Stewart was asked specifically about Gregg Berhalter, the Columbus Crew coach who now appears to be the frontrunner to many observers.
“You mentioned Gregg, but people have also asked me about Louis van Gaal, that he was going to be the next one,” Stewart said. “I don’t see one or the other, and honestly I don’t pay much attention to it. I want to make the right choice.
“One thing I do want to say [about Berhalter] that is something that has been brought to my attention is that he’s going to be it because he’s a friend of mine. Now that part I don’t understand. We played together and we’ve communicated with each other, but friends is a little overboard, I’d want to say. I know Gregg from the past. When he was in Sweden he’d call me for advice, and I’d do that same. But we have a professional relationship and we played with each other. But I could say that about a lot of others at the same time.”
Stewart added that he had no concern about any potential conflicts that could arise if Berhalter were hired by U.S. Soccer, which also employs his brother, Jay, as one of its top executives. A U.S. Soccer spokesperson said that Jay Berhalter, who was part of the committee that hired the general manager, is no longer part of the technical side and is limited to the commercial side of the federation.
Otherwise, it was clear that Stewart views his role as one where he will be in regular, direct communication with the new men’s national team coach once he’s hired. The federation will now require that the coach and his staff be based in Chicago, where Stewart himself has moved. Stewart’s wife and their two children, aged 16 and 19, recently moved from Philadelphia back to the Netherlands.

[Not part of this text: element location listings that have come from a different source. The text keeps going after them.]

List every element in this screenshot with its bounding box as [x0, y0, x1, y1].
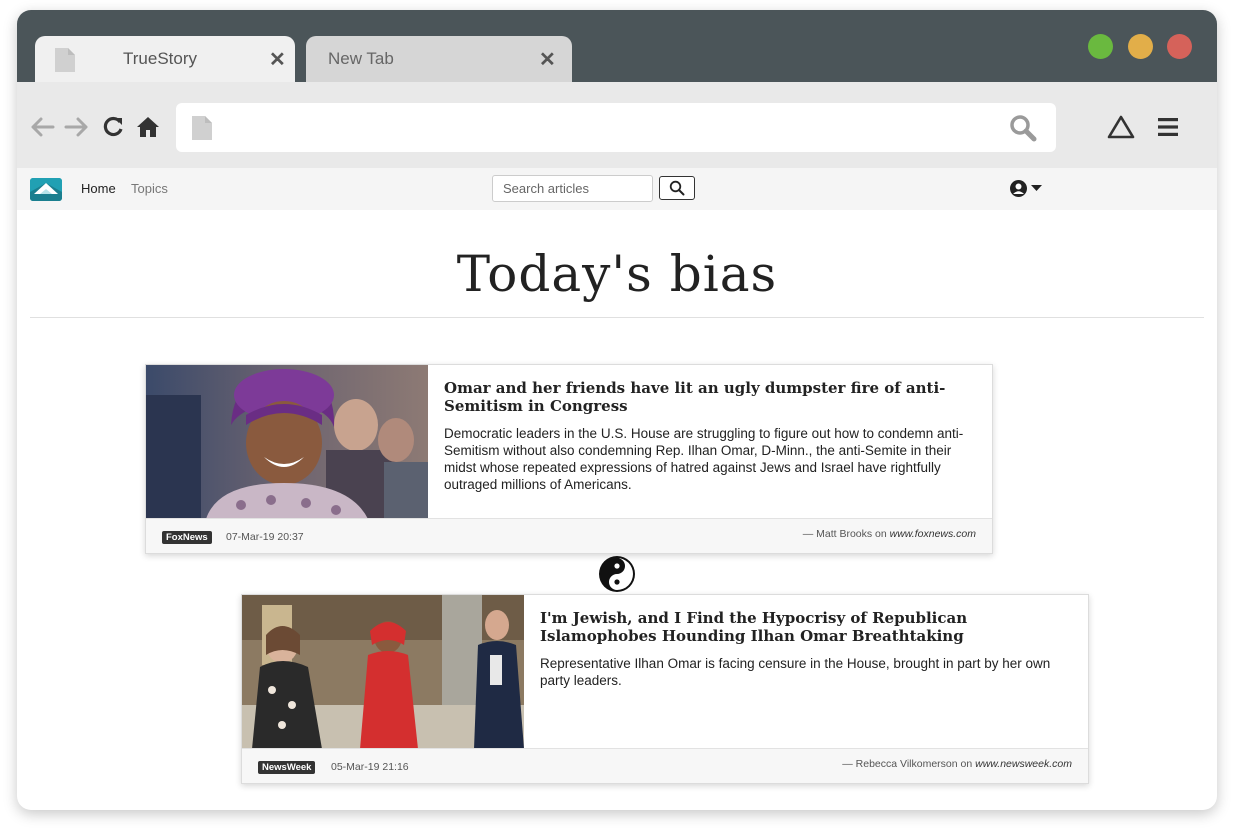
browser-toolbar — [17, 82, 1217, 168]
search-icon — [669, 180, 685, 196]
article-date: 07-Mar-19 20:37 — [226, 531, 304, 543]
forward-arrow-icon[interactable] — [64, 116, 90, 138]
document-icon — [55, 48, 75, 72]
tab-new-tab[interactable]: New Tab ✕ — [306, 36, 572, 82]
title-bar: TrueStory ✕ New Tab ✕ — [17, 10, 1217, 82]
home-icon[interactable] — [136, 116, 160, 138]
caret-down-icon — [1031, 185, 1042, 191]
article-headline[interactable]: Omar and her friends have lit an ugly du… — [444, 379, 974, 415]
article-body: Omar and her friends have lit an ugly du… — [444, 379, 974, 493]
menu-icon[interactable] — [1158, 117, 1178, 137]
close-tab-icon[interactable]: ✕ — [269, 47, 286, 72]
author-name: — Rebecca Vilkomerson on — [842, 758, 976, 770]
divider — [30, 317, 1204, 318]
article-footer: FoxNews 07-Mar-19 20:37 — Matt Brooks on… — [146, 518, 992, 553]
minimize-button[interactable] — [1128, 34, 1153, 59]
close-window-button[interactable] — [1167, 34, 1192, 59]
tab-title: New Tab — [328, 49, 394, 68]
search-button[interactable] — [659, 176, 695, 200]
article-summary: Democratic leaders in the U.S. House are… — [444, 426, 964, 492]
yin-yang-icon — [599, 556, 635, 592]
tab-title: TrueStory — [123, 49, 198, 68]
source-badge: FoxNews — [162, 531, 212, 544]
user-icon — [1010, 180, 1027, 197]
article-footer: NewsWeek 05-Mar-19 21:16 — Rebecca Vilko… — [242, 748, 1088, 783]
article-image — [146, 365, 428, 519]
site-navbar: Home Topics — [17, 168, 1217, 210]
logo-icon[interactable] — [30, 178, 62, 201]
reload-icon[interactable] — [102, 116, 124, 138]
maximize-button[interactable] — [1088, 34, 1113, 59]
article-card[interactable]: Omar and her friends have lit an ugly du… — [145, 364, 993, 554]
nav-home[interactable]: Home — [81, 181, 116, 196]
article-body: I'm Jewish, and I Find the Hypocrisy of … — [540, 609, 1070, 689]
source-badge: NewsWeek — [258, 761, 316, 774]
search-icon[interactable] — [1009, 114, 1037, 142]
page-title: Today's bias — [456, 245, 778, 303]
back-arrow-icon[interactable] — [29, 116, 55, 138]
article-image — [242, 595, 524, 749]
article-headline[interactable]: I'm Jewish, and I Find the Hypocrisy of … — [540, 609, 1070, 645]
author-name: — Matt Brooks on — [802, 528, 890, 540]
browser-window: TrueStory ✕ New Tab ✕ Home Topics Search… — [17, 10, 1217, 810]
triangle-icon[interactable] — [1107, 115, 1135, 139]
close-tab-icon[interactable]: ✕ — [539, 47, 556, 72]
tab-truestory[interactable]: TrueStory ✕ — [35, 36, 295, 82]
page-icon — [192, 116, 212, 140]
article-byline: — Rebecca Vilkomerson on www.newsweek.co… — [842, 758, 1072, 770]
article-byline: — Matt Brooks on www.foxnews.com — [803, 528, 976, 540]
article-card[interactable]: I'm Jewish, and I Find the Hypocrisy of … — [241, 594, 1089, 784]
nav-topics[interactable]: Topics — [131, 181, 168, 196]
source-link[interactable]: www.newsweek.com — [975, 758, 1072, 770]
article-date: 05-Mar-19 21:16 — [331, 761, 409, 773]
source-link[interactable]: www.foxnews.com — [890, 528, 976, 540]
search-input[interactable] — [492, 175, 653, 202]
address-bar[interactable] — [176, 103, 1056, 152]
article-summary: Representative Ilhan Omar is facing cens… — [540, 656, 1051, 688]
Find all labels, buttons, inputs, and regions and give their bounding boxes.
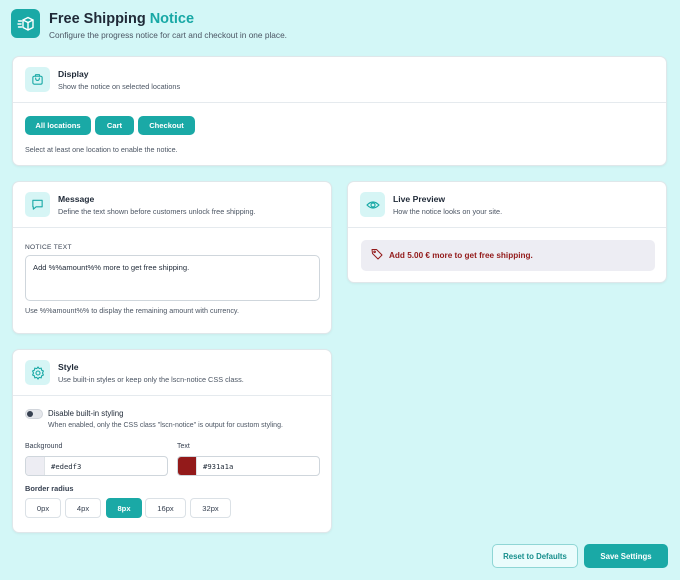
disable-styling-toggle[interactable] xyxy=(25,409,43,419)
display-title: Display xyxy=(58,68,89,79)
shipping-box-logo-icon xyxy=(11,9,40,38)
disable-styling-help: When enabled, only the CSS class "lscn-n… xyxy=(48,422,283,429)
location-all-button[interactable]: All locations xyxy=(25,116,91,135)
border-radius-label: Border radius xyxy=(25,484,74,493)
radius-option-16px[interactable]: 16px xyxy=(145,498,186,518)
live-preview-description: How the notice looks on your site. xyxy=(393,206,503,216)
background-label: Background xyxy=(25,443,63,450)
reset-defaults-button[interactable]: Reset to Defaults xyxy=(492,544,578,568)
notice-text-input[interactable]: Add %%amount%% more to get free shipping… xyxy=(25,255,320,301)
text-color-input[interactable]: #931a1a xyxy=(177,456,320,476)
display-description: Show the notice on selected locations xyxy=(58,81,181,91)
preview-notice-text: Add 5.00 € more to get free shipping. xyxy=(389,251,533,260)
page-header: Free Shipping Notice Configure the progr… xyxy=(11,9,287,40)
eye-icon xyxy=(360,192,385,217)
save-settings-button[interactable]: Save Settings xyxy=(584,544,668,568)
display-card-header: Display Show the notice on selected loca… xyxy=(13,57,666,103)
background-color-swatch[interactable] xyxy=(26,457,45,475)
message-description: Define the text shown before customers u… xyxy=(58,206,256,216)
chat-bubble-icon xyxy=(25,192,50,217)
style-card-header: Style Use built-in styles or keep only t… xyxy=(13,350,331,396)
radius-option-4px[interactable]: 4px xyxy=(65,498,101,518)
text-color-label: Text xyxy=(177,443,190,450)
notice-text-label: NOTICE TEXT xyxy=(25,244,72,251)
location-cart-button[interactable]: Cart xyxy=(95,116,134,135)
live-preview-card-header: Live Preview How the notice looks on you… xyxy=(348,182,666,228)
gear-icon xyxy=(25,360,50,385)
message-card: Message Define the text shown before cus… xyxy=(12,181,332,334)
radius-option-0px[interactable]: 0px xyxy=(25,498,61,518)
preview-notice: Add 5.00 € more to get free shipping. xyxy=(361,240,655,271)
live-preview-card: Live Preview How the notice looks on you… xyxy=(347,181,667,283)
page-title: Free Shipping Notice xyxy=(49,10,287,28)
page-subtitle: Configure the progress notice for cart a… xyxy=(49,30,287,40)
background-color-value: #ededf3 xyxy=(51,461,82,471)
page-title-accent: Notice xyxy=(149,11,195,27)
display-hint: Select at least one location to enable t… xyxy=(25,145,178,154)
text-color-swatch[interactable] xyxy=(178,457,197,475)
location-checkout-button[interactable]: Checkout xyxy=(138,116,195,135)
radius-option-8px[interactable]: 8px xyxy=(106,498,142,518)
tag-icon xyxy=(371,247,383,265)
text-color-value: #931a1a xyxy=(203,461,234,471)
style-card: Style Use built-in styles or keep only t… xyxy=(12,349,332,533)
live-preview-title: Live Preview xyxy=(393,193,446,204)
notice-text-help: Use %%amount%% to display the remaining … xyxy=(25,306,239,315)
cart-icon xyxy=(25,67,50,92)
page-title-main: Free Shipping xyxy=(49,11,146,27)
message-title: Message xyxy=(58,193,95,204)
radius-option-32px[interactable]: 32px xyxy=(190,498,231,518)
style-title: Style xyxy=(58,361,79,372)
disable-styling-label: Disable built-in styling xyxy=(48,409,124,418)
display-card: Display Show the notice on selected loca… xyxy=(12,56,667,166)
style-description: Use built-in styles or keep only the lsc… xyxy=(58,374,244,384)
message-card-header: Message Define the text shown before cus… xyxy=(13,182,331,228)
background-color-input[interactable]: #ededf3 xyxy=(25,456,168,476)
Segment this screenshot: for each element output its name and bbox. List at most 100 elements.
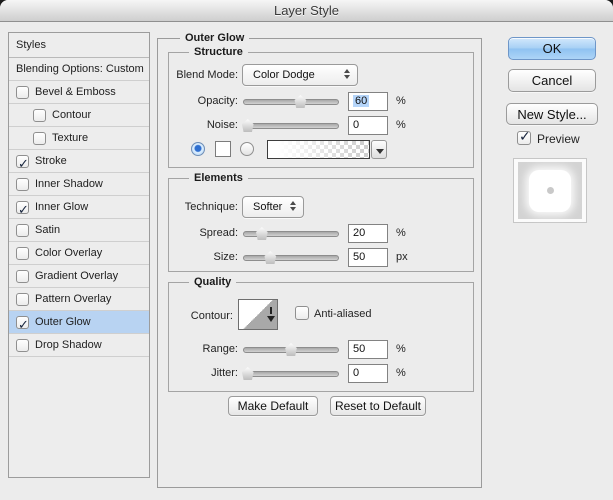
noise-unit: % <box>396 119 406 131</box>
updown-arrows-icon <box>290 201 297 211</box>
range-input[interactable]: 50 <box>348 340 388 359</box>
glow-color-swatch[interactable] <box>215 141 231 157</box>
jitter-unit: % <box>396 367 406 379</box>
sidebar-item-label: Drop Shadow <box>35 334 102 357</box>
layer-style-dialog: Layer Style Styles Blending Options: Cus… <box>0 0 613 500</box>
sidebar-item-stroke[interactable]: Stroke <box>9 150 149 173</box>
sidebar-header: Styles <box>9 33 149 58</box>
sidebar-item-outer-glow[interactable]: Outer Glow <box>9 311 149 334</box>
sidebar-item-pattern-overlay[interactable]: Pattern Overlay <box>9 288 149 311</box>
preview-checkbox[interactable] <box>517 131 531 145</box>
make-default-button[interactable]: Make Default <box>228 396 318 416</box>
preview-glow-shape <box>529 170 571 212</box>
spread-label: Spread: <box>150 227 238 239</box>
preview-label: Preview <box>537 132 580 146</box>
noise-input[interactable]: 0 <box>348 116 388 135</box>
style-enable-checkbox[interactable] <box>16 316 29 329</box>
technique-select[interactable]: Softer <box>242 196 304 218</box>
sidebar-item-color-overlay[interactable]: Color Overlay <box>9 242 149 265</box>
technique-label: Technique: <box>150 201 238 213</box>
anti-aliased-checkbox[interactable] <box>295 306 309 320</box>
opacity-input[interactable]: 60 <box>348 92 388 111</box>
sidebar-item-label: Bevel & Emboss <box>35 81 116 104</box>
quality-group-title: Quality <box>189 276 236 288</box>
size-slider[interactable] <box>243 255 339 261</box>
sidebar-item-blending-options-custom[interactable]: Blending Options: Custom <box>9 58 149 81</box>
noise-slider[interactable] <box>243 123 339 129</box>
size-unit: px <box>396 251 408 263</box>
dialog-title: Layer Style <box>274 3 339 18</box>
sidebar-item-texture[interactable]: Texture <box>9 127 149 150</box>
gradient-picker-arrow-icon[interactable] <box>371 140 387 159</box>
cancel-button[interactable]: Cancel <box>508 69 596 92</box>
style-enable-checkbox[interactable] <box>16 86 29 99</box>
anti-aliased-label: Anti-aliased <box>314 308 371 320</box>
blend-mode-value: Color Dodge <box>253 69 315 81</box>
style-enable-checkbox[interactable] <box>16 224 29 237</box>
sidebar-item-label: Inner Glow <box>35 196 88 219</box>
blend-mode-select[interactable]: Color Dodge <box>242 64 358 86</box>
spread-slider[interactable] <box>243 231 339 237</box>
style-enable-checkbox[interactable] <box>16 201 29 214</box>
sidebar-item-inner-shadow[interactable]: Inner Shadow <box>9 173 149 196</box>
reset-to-default-button[interactable]: Reset to Default <box>330 396 426 416</box>
spread-input[interactable]: 20 <box>348 224 388 243</box>
preview-center-dot <box>547 187 554 194</box>
range-slider[interactable] <box>243 347 339 353</box>
sidebar-item-satin[interactable]: Satin <box>9 219 149 242</box>
noise-label: Noise: <box>150 119 238 131</box>
jitter-slider[interactable] <box>243 371 339 377</box>
opacity-unit: % <box>396 95 406 107</box>
styles-sidebar: Styles Blending Options: Custom Bevel & … <box>8 32 150 478</box>
blend-mode-label: Blend Mode: <box>150 69 238 81</box>
style-enable-checkbox[interactable] <box>33 109 46 122</box>
opacity-slider[interactable] <box>243 99 339 105</box>
sidebar-item-contour[interactable]: Contour <box>9 104 149 127</box>
sidebar-item-label: Blending Options: Custom <box>16 58 144 81</box>
new-style-button[interactable]: New Style... <box>506 103 598 125</box>
sidebar-item-bevel-emboss[interactable]: Bevel & Emboss <box>9 81 149 104</box>
elements-group-title: Elements <box>189 172 248 184</box>
spread-unit: % <box>396 227 406 239</box>
style-enable-checkbox[interactable] <box>16 293 29 306</box>
titlebar[interactable]: Layer Style <box>0 0 613 22</box>
sidebar-item-label: Stroke <box>35 150 67 173</box>
contour-picker[interactable] <box>238 299 278 330</box>
sidebar-item-label: Gradient Overlay <box>35 265 118 288</box>
preview-background <box>518 162 582 219</box>
style-preview-thumbnail <box>513 158 587 223</box>
panel-title: Outer Glow <box>180 32 249 44</box>
glow-gradient-radio[interactable] <box>240 142 254 156</box>
sidebar-item-drop-shadow[interactable]: Drop Shadow <box>9 334 149 357</box>
sidebar-item-label: Pattern Overlay <box>35 288 111 311</box>
opacity-label: Opacity: <box>150 95 238 107</box>
sidebar-item-label: Color Overlay <box>35 242 102 265</box>
sidebar-item-label: Satin <box>35 219 60 242</box>
contour-label: Contour: <box>145 310 233 322</box>
sidebar-item-label: Texture <box>52 127 88 150</box>
size-input[interactable]: 50 <box>348 248 388 267</box>
sidebar-item-inner-glow[interactable]: Inner Glow <box>9 196 149 219</box>
updown-arrows-icon <box>344 69 351 79</box>
glow-gradient-bar[interactable] <box>267 140 370 159</box>
ok-button[interactable]: OK <box>508 37 596 60</box>
style-enable-checkbox[interactable] <box>16 247 29 260</box>
style-enable-checkbox[interactable] <box>16 178 29 191</box>
style-enable-checkbox[interactable] <box>16 155 29 168</box>
range-label: Range: <box>150 343 238 355</box>
style-enable-checkbox[interactable] <box>33 132 46 145</box>
sidebar-item-label: Outer Glow <box>35 311 91 334</box>
contour-picker-arrow-icon[interactable] <box>267 303 275 327</box>
jitter-input[interactable]: 0 <box>348 364 388 383</box>
sidebar-item-label: Inner Shadow <box>35 173 103 196</box>
glow-color-radio[interactable] <box>191 142 205 156</box>
style-enable-checkbox[interactable] <box>16 339 29 352</box>
technique-value: Softer <box>253 201 282 213</box>
structure-group-title: Structure <box>189 46 248 58</box>
range-unit: % <box>396 343 406 355</box>
sidebar-item-label: Contour <box>52 104 91 127</box>
sidebar-item-gradient-overlay[interactable]: Gradient Overlay <box>9 265 149 288</box>
jitter-label: Jitter: <box>150 367 238 379</box>
size-label: Size: <box>150 251 238 263</box>
style-enable-checkbox[interactable] <box>16 270 29 283</box>
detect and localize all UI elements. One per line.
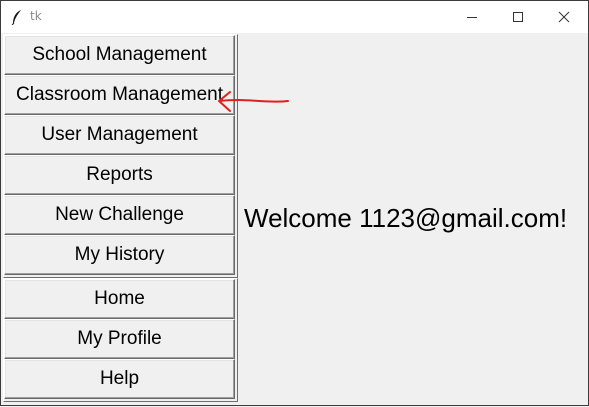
feather-icon bbox=[11, 10, 21, 25]
maximize-icon bbox=[513, 12, 523, 22]
user-management-button[interactable]: User Management bbox=[4, 115, 235, 155]
classroom-management-button[interactable]: Classroom Management bbox=[4, 75, 235, 115]
close-icon bbox=[558, 11, 570, 23]
my-history-button[interactable]: My History bbox=[4, 235, 235, 275]
reports-button[interactable]: Reports bbox=[4, 155, 235, 195]
close-button[interactable] bbox=[541, 1, 587, 33]
home-button[interactable]: Home bbox=[4, 279, 235, 319]
minimize-button[interactable] bbox=[449, 1, 495, 33]
help-button[interactable]: Help bbox=[4, 359, 235, 399]
app-window: tk School Management Classroom Managemen… bbox=[0, 0, 589, 406]
school-management-button[interactable]: School Management bbox=[4, 35, 235, 75]
main-menu-panel: School Management Classroom Management U… bbox=[3, 34, 238, 278]
secondary-menu-panel: Home My Profile Help bbox=[3, 278, 238, 402]
welcome-message: Welcome 1123@gmail.com! bbox=[244, 203, 568, 233]
client-area: School Management Classroom Management U… bbox=[1, 33, 588, 405]
title-bar[interactable]: tk bbox=[1, 1, 588, 33]
my-profile-button[interactable]: My Profile bbox=[4, 319, 235, 359]
window-title: tk bbox=[30, 9, 42, 23]
new-challenge-button[interactable]: New Challenge bbox=[4, 195, 235, 235]
minimize-icon bbox=[467, 17, 477, 18]
maximize-button[interactable] bbox=[495, 1, 541, 33]
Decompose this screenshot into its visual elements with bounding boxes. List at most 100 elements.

“This is something that I have made a lot of sacrifices for in the sense that I’m apart from my wife and kids … and I’m full-heartedly in this and I want to be in this for a longer period of time,” Stewart said. “Because if you want to do what you love and what you have passion for, as I have for this country and for our men’s national team and soccer in general, I want to be here for a long time and make sure we become successful.”